Friday, June 29, 2018

One Year Ago

One year ago, I was curled up in the fetal position on a loveseat in a waiting room as patients, nurses, doctors, and technicians went about their business. The fuzzy white bathrobe provided to me from the breast clinic did little to comfort or prepare me from the unfolding horror. Images from the mammogram I had just had were serious enough to warrant immediate biopsies, the results of which confirmed infiltrating breast cancer, already spreading to lymph nodes in my armpit. My life turned upside down not in the blink of an eye, but in the squish of a breast.

The ensuing days were filled with my body being poked, prodded, scanned, and cut all in preparation for an extensive regimen of breast cancer treatment, which started with chemotherapy one month later. Next week Thursday, I will officially finish my seventeenth infusion of the drug, Herceptin, which will be the last of my breast cancer treatment. 

The scars where my breasts used to be are not my only scars. The mental and emotional toll of the past year has been relentless. Hope, my ever faithful companion, has made a game of playing hookie, and so regret and despair snuggle closer to me on the sofa.
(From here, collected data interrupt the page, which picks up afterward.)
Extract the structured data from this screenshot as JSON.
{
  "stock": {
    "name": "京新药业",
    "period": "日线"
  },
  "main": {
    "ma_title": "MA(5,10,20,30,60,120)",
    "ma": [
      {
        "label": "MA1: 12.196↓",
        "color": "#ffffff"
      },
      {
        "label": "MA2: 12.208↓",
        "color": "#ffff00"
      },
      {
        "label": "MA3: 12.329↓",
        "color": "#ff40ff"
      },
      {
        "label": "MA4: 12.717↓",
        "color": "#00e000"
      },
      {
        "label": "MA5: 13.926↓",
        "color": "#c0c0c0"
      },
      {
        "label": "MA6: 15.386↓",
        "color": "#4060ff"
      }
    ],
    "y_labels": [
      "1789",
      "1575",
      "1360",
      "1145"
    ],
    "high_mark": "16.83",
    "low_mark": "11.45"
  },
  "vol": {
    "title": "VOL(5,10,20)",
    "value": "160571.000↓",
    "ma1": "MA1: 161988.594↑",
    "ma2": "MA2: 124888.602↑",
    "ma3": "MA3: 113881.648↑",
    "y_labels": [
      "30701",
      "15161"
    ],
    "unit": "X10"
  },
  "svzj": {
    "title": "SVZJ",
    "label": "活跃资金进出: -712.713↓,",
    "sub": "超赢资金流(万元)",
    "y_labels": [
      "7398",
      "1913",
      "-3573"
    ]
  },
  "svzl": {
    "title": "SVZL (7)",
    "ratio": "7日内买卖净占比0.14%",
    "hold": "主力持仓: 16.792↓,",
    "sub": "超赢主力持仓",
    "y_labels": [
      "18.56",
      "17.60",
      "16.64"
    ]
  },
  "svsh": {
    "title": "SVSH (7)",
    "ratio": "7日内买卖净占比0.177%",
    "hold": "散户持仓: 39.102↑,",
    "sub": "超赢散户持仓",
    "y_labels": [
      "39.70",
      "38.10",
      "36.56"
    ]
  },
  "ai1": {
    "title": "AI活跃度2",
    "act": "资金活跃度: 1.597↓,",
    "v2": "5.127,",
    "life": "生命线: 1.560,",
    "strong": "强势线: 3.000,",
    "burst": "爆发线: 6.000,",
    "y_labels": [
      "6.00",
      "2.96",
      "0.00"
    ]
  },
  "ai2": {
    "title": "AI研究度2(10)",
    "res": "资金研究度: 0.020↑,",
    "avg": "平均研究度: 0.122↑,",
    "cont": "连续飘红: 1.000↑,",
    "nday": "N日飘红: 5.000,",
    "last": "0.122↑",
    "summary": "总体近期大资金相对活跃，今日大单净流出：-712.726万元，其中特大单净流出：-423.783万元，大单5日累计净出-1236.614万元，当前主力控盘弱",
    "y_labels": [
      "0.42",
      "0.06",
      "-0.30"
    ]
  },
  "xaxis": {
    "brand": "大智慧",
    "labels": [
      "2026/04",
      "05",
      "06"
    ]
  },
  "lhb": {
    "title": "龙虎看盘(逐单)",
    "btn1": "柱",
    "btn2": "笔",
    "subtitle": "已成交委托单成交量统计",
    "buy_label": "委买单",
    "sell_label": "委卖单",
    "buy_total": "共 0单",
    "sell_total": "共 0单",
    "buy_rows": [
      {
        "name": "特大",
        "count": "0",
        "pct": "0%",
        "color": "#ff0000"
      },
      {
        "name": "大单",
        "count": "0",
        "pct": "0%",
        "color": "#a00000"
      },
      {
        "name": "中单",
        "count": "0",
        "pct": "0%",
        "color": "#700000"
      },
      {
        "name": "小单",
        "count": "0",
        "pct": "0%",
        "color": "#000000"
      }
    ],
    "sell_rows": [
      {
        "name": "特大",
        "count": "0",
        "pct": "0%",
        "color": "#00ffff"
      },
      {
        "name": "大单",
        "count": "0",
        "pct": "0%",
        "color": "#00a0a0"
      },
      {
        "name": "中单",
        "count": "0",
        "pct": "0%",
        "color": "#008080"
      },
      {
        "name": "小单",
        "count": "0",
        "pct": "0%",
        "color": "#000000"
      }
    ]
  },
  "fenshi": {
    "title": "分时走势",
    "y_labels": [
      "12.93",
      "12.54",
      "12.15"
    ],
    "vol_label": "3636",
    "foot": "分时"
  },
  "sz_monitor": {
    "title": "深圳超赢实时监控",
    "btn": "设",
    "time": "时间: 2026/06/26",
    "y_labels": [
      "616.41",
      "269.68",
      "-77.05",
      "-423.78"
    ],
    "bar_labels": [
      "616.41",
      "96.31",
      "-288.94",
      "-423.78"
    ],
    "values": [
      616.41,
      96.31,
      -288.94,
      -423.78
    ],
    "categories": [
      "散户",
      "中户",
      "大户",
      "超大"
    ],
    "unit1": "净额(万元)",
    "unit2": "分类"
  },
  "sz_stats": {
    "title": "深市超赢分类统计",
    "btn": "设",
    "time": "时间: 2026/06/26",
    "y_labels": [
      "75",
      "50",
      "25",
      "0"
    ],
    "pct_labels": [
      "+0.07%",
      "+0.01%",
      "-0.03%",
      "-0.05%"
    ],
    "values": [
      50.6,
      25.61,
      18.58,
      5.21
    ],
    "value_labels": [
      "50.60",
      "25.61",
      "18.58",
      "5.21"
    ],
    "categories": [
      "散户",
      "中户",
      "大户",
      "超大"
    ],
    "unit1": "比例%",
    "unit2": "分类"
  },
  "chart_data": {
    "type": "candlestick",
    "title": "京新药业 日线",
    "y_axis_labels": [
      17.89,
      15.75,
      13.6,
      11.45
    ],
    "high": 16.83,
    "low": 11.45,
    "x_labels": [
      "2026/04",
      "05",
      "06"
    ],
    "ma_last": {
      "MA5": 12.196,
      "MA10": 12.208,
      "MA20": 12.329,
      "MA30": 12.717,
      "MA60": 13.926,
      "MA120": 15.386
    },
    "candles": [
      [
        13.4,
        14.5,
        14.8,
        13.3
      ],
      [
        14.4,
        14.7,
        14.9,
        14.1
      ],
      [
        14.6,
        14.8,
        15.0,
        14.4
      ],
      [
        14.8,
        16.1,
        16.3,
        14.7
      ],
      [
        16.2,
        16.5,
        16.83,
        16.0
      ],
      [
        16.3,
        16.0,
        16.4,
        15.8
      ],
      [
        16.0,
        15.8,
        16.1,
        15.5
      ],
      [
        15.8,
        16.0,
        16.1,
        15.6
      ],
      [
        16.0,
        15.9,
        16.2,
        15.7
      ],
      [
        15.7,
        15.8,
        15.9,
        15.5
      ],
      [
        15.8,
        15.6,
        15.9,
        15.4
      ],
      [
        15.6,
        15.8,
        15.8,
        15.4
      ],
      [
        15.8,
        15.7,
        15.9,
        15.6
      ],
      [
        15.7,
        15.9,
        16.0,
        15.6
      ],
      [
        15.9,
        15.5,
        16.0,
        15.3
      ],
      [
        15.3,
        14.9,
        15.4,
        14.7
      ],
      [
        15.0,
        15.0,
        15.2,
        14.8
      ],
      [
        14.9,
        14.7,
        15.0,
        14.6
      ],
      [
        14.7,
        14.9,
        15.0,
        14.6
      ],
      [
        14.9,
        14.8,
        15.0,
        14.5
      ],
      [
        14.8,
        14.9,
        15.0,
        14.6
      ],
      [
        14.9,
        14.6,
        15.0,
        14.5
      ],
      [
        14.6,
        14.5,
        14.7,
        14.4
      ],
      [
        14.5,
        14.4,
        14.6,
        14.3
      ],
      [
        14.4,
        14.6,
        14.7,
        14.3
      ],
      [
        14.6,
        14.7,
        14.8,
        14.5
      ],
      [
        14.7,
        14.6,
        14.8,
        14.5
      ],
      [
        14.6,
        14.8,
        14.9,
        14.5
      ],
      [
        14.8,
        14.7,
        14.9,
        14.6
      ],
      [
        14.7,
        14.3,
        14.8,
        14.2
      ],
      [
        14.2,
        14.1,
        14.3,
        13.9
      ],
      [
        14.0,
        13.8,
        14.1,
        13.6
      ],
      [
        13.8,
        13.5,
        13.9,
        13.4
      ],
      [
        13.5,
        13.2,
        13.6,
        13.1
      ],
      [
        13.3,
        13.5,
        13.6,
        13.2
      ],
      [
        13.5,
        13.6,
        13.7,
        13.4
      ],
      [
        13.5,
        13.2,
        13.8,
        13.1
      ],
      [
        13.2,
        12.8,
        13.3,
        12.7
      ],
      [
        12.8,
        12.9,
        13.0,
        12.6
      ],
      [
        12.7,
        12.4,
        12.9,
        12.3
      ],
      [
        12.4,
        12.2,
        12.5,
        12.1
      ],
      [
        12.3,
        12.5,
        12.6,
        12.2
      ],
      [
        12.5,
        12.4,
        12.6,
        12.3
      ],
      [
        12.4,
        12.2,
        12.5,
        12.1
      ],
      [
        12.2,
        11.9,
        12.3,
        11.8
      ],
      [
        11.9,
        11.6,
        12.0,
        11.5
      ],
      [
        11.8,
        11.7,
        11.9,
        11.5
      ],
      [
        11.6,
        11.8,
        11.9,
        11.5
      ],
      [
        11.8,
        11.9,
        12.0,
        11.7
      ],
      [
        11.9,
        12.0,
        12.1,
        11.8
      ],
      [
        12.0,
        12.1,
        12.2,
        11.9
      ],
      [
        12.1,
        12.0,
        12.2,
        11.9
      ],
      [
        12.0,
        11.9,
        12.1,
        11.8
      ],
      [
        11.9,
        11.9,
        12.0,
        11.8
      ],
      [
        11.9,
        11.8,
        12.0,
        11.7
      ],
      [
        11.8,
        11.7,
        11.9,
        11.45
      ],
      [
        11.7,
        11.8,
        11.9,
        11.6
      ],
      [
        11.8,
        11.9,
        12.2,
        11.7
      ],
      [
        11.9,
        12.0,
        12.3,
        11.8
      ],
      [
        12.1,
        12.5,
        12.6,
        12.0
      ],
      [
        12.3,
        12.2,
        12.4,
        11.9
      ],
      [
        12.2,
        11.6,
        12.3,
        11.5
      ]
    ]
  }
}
The clearance to start running has made the most difference in my psyche, besides, of course, the love of friends and family. Yes, running! Whatever it is, this running habit that started decades ago in high school is the one thing that I can genuinely tell is helping me feel better - mind, body, and soul. 

The journey continues. The next big event will be breast reconstruction surgery at the end of August. If anyone is keeping score, surgery has been postponed by a month - giving my treatment damaged vessels a little more time to recover. In the meantime, I'm doing my darndest to prepare for a successful surgery, part of which involves playing with my favorite grandson in the backyard kiddie pool.